I've been fighting hard these last few months...harder than I've ever fought. I've been fighting to get it together. Fighting to keep it together the brief moments when I do.
I've been fighting to adjust, fighting to let go, fighting to catch up, fighting to transition. Fighting to please, fighting to find my place, fighting to somehow succeed in this painful mess.
I've been trying SO hard to get where and how I'm supposed to be, and at each failure to do so, my urgency and frustration grows...I white-knuckle another attempt, and another.
This has got to get normal, this new life. This has got to get home, this new one. I've got to get stronger, this unprecedented pathetic, weepy version, this has got to get easier.
I've been trying so hard that just the phrase Shelley texted last week totally sucked the air out of my lungs. Totally puzzled me to pieces.
Maybe try softer?
The idea came from a book she's-reading-now-I'm-reading, but just the idea of the title itself...of trying softer...has been gently but incessantly nudging me.
It's ALWAYS BEEN try harder.
Always. Every hurdle and heartbreak there has ever been, "try harder" has been there for me.
It has seen me through much, my relentless best efforts and unceasing "you can rest when you're dead" attitude.
But what if?
What if "try harder!" has become a stubborn stronghold of strength and success that is actually choking me out this impossible season? What if it has become an un-obtainable, un-healthy, un-Christlike model for my children? What if trying harder has actually become an idol in my life? What if relying on my ability to get through any storm has kept me from living truly abandoned to the Storm-Stiller?

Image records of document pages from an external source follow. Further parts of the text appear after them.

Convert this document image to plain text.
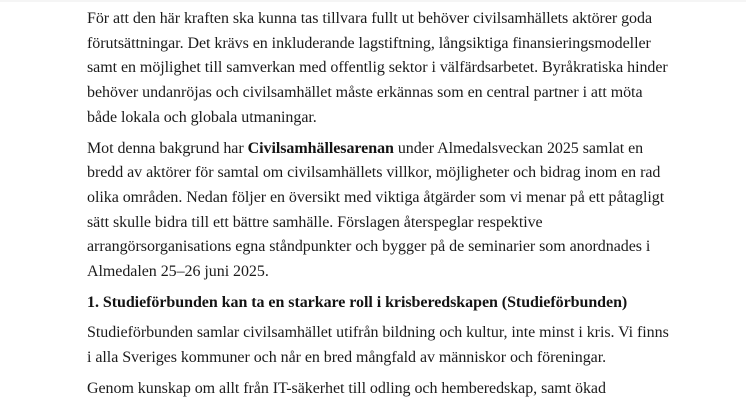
För att den här kraften ska kunna tas tillvara fullt ut behöver civilsamhällets aktörer goda förutsättningar. Det krävs en inkluderande lagstiftning, långsiktiga finansieringsmodeller samt en möjlighet till samverkan med offentlig sektor i välfärdsarbetet. Byråkratiska hinder behöver undanröjas och civilsamhället måste erkännas som en central partner i att möta både lokala och globala utmaningar.

Mot denna bakgrund har Civilsamhällesarenan under Almedalsveckan 2025 samlat en bredd av aktörer för samtal om civilsamhällets villkor, möjligheter och bidrag inom en rad olika områden. Nedan följer en översikt med viktiga åtgärder som vi menar på ett påtagligt sätt skulle bidra till ett bättre samhälle. Förslagen återspeglar respektive arrangörsorganisations egna ståndpunkter och bygger på de seminarier som anordnades i Almedalen 25–26 juni 2025.

1. Studieförbunden kan ta en starkare roll i krisberedskapen (Studieförbunden)

Studieförbunden samlar civilsamhället utifrån bildning och kultur, inte minst i kris. Vi finns i alla Sveriges kommuner och når en bred mångfald av människor och föreningar.

Genom kunskap om allt från IT-säkerhet till odling och hemberedskap, samt ökad
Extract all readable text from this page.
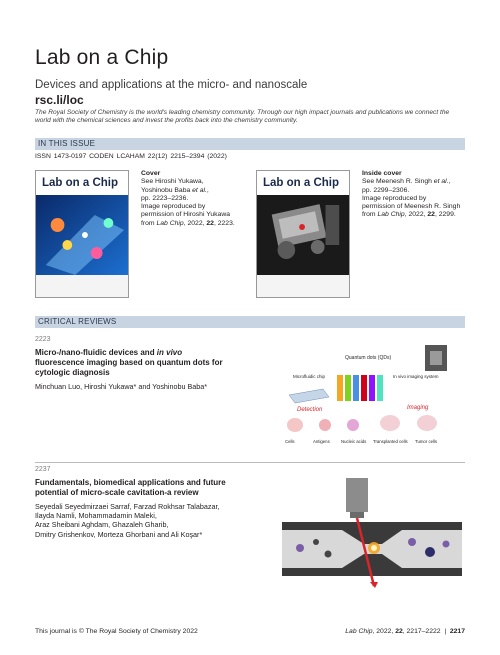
Lab on a Chip
Devices and applications at the micro- and nanoscale
rsc.li/loc
The Royal Society of Chemistry is the world's leading chemistry community. Through our high impact journals and publications we connect the world with the chemical sciences and invest the profits back into the chemistry community.
IN THIS ISSUE
ISSN 1473-0197 CODEN LCAHAM 22(12) 2215–2394 (2022)
Lab on a Chip
Cover
See Hiroshi Yukawa,
Yoshinobu Baba et al.,
pp. 2223–2236.
Image reproduced by
permission of Hiroshi Yukawa
from Lab Chip, 2022, 22, 2223.
Lab on a Chip
Inside cover
See Meenesh R. Singh et al.,
pp. 2299–2306.
Image reproduced by
permission of Meenesh R. Singh
from Lab Chip, 2022, 22, 2299.
CRITICAL REVIEWS
2223
Micro-/nano-fluidic devices and in vivo
fluorescence imaging based on quantum dots for
cytologic diagnosis
Minchuan Luo, Hiroshi Yukawa* and Yoshinobu Baba*
Quantum dots (QDs)
Microfluidic chip	In vivo imaging system
Detection	Imaging
Cells	Antigens	Nucleic acids Transplanted cells Tumor cells
2237
Fundamentals, biomedical applications and future
potential of micro-scale cavitation-a review
Seyedali Seyedmirzaei Sarraf, Farzad Rokhsar Talabazar,
Ilayda Namli, Mohammadamin Maleki,
Araz Sheibani Aghdam, Ghazaleh Gharib,
Dmitry Grishenkov, Morteza Ghorbani and Ali Koşar*
This journal is © The Royal Society of Chemistry 2022	Lab Chip, 2022, 22, 2217–2222  |  2217
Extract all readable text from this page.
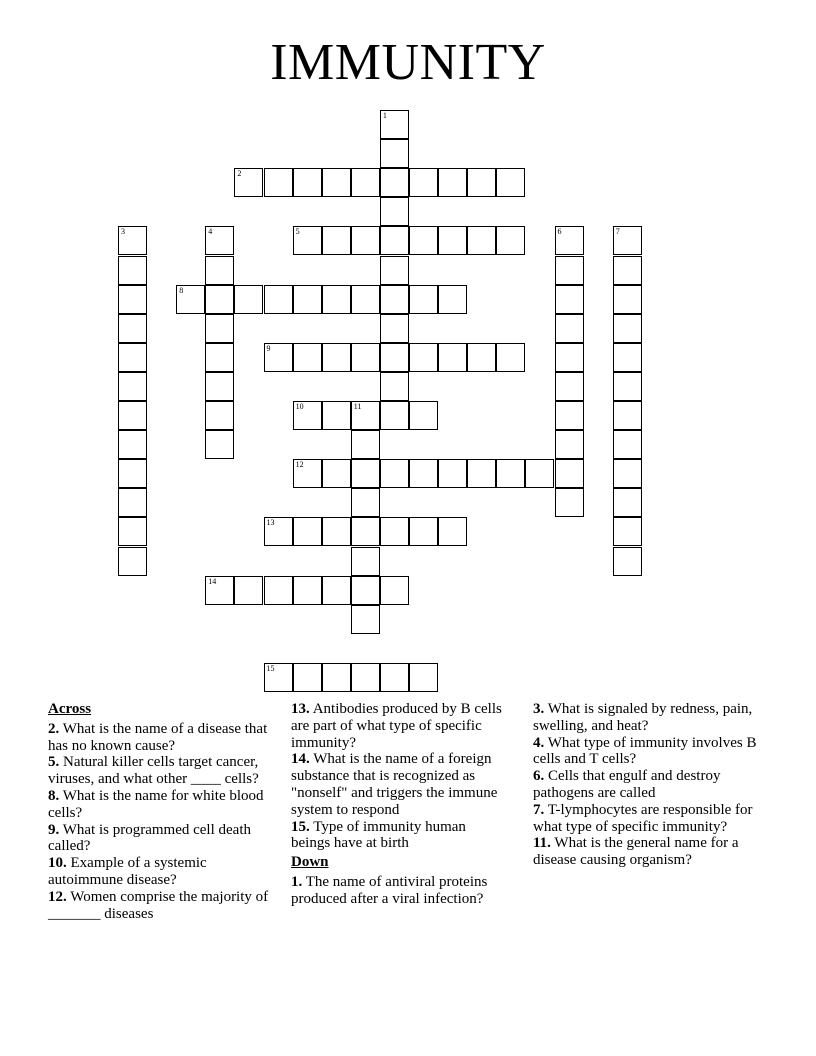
IMMUNITY
1
2
3	4	5	6	7
8
9
10	11
12
13
14
15
Across
2. What is the name of a disease that has no known cause?
5. Natural killer cells target cancer, viruses, and what other ____ cells?
8. What is the name for white blood cells?
9. What is programmed cell death called?
10. Example of a systemic autoimmune disease?
12. Women comprise the majority of _______ diseases
13. Antibodies produced by B cells are part of what type of specific immunity?
14. What is the name of a foreign substance that is recognized as "nonself" and triggers the immune system to respond
15. Type of immunity human beings have at birth
Down
1. The name of antiviral proteins produced after a viral infection?
3. What is signaled by redness, pain, swelling, and heat?
4. What type of immunity involves B cells and T cells?
6. Cells that engulf and destroy pathogens are called
7. T-lymphocytes are responsible for what type of specific immunity?
11. What is the general name for a disease causing organism?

What if "in the middle" is NOT the same as "stuck in the middle"?
What if I can cease striving to get to the other side of this, and just be here?
What if I'm not going to be a Missippian any more than I was going to be a Haitian, and just be the Christ-following foreigner I am going to always be?
What if I don't need to stop crying...as long as I don't stop praising? As long as I don't stop praying? As long as I don't stop clinging to the Truth of Who He Is?
What if I am never going to fit in here...what if I am never going to feel at home this side...what if I am never going to get it all just right...what if I need help right now...what if I always will...what if I could allow for complicated...could allow for overwhelming...could allow for lonely...what if I could embrace His grace for ME...what if I could try softer?
We stood in the middle of a storm unfolding tonight, the kids thrilled by the whipping winds and the stirring sands and the lighting skies. As the sunset closed in, there was only a small strip of space between forever-ocean and forever-sky.
Can I allow myself to stop battling storms so hard and instead stay right there in that space...small between His power and His grace, eyes fixed in wonder on Him, totally open-handed over what in the world He is doing?
Can we take all these broken, broken things and stop trying so hard...living in the here and now WELL while still honoring and tending to the wounds? Can we live full of love and forgiveness and justice and peace, pointing to Him with every action, and surrender all the waves and clouds to He-Who-Is-Above-Them?
My whole life I've been trying SO hard to overcome the world, with all the best intentions, with His glory heavy on my heart.
But what if I could try softer, instead...and let Him?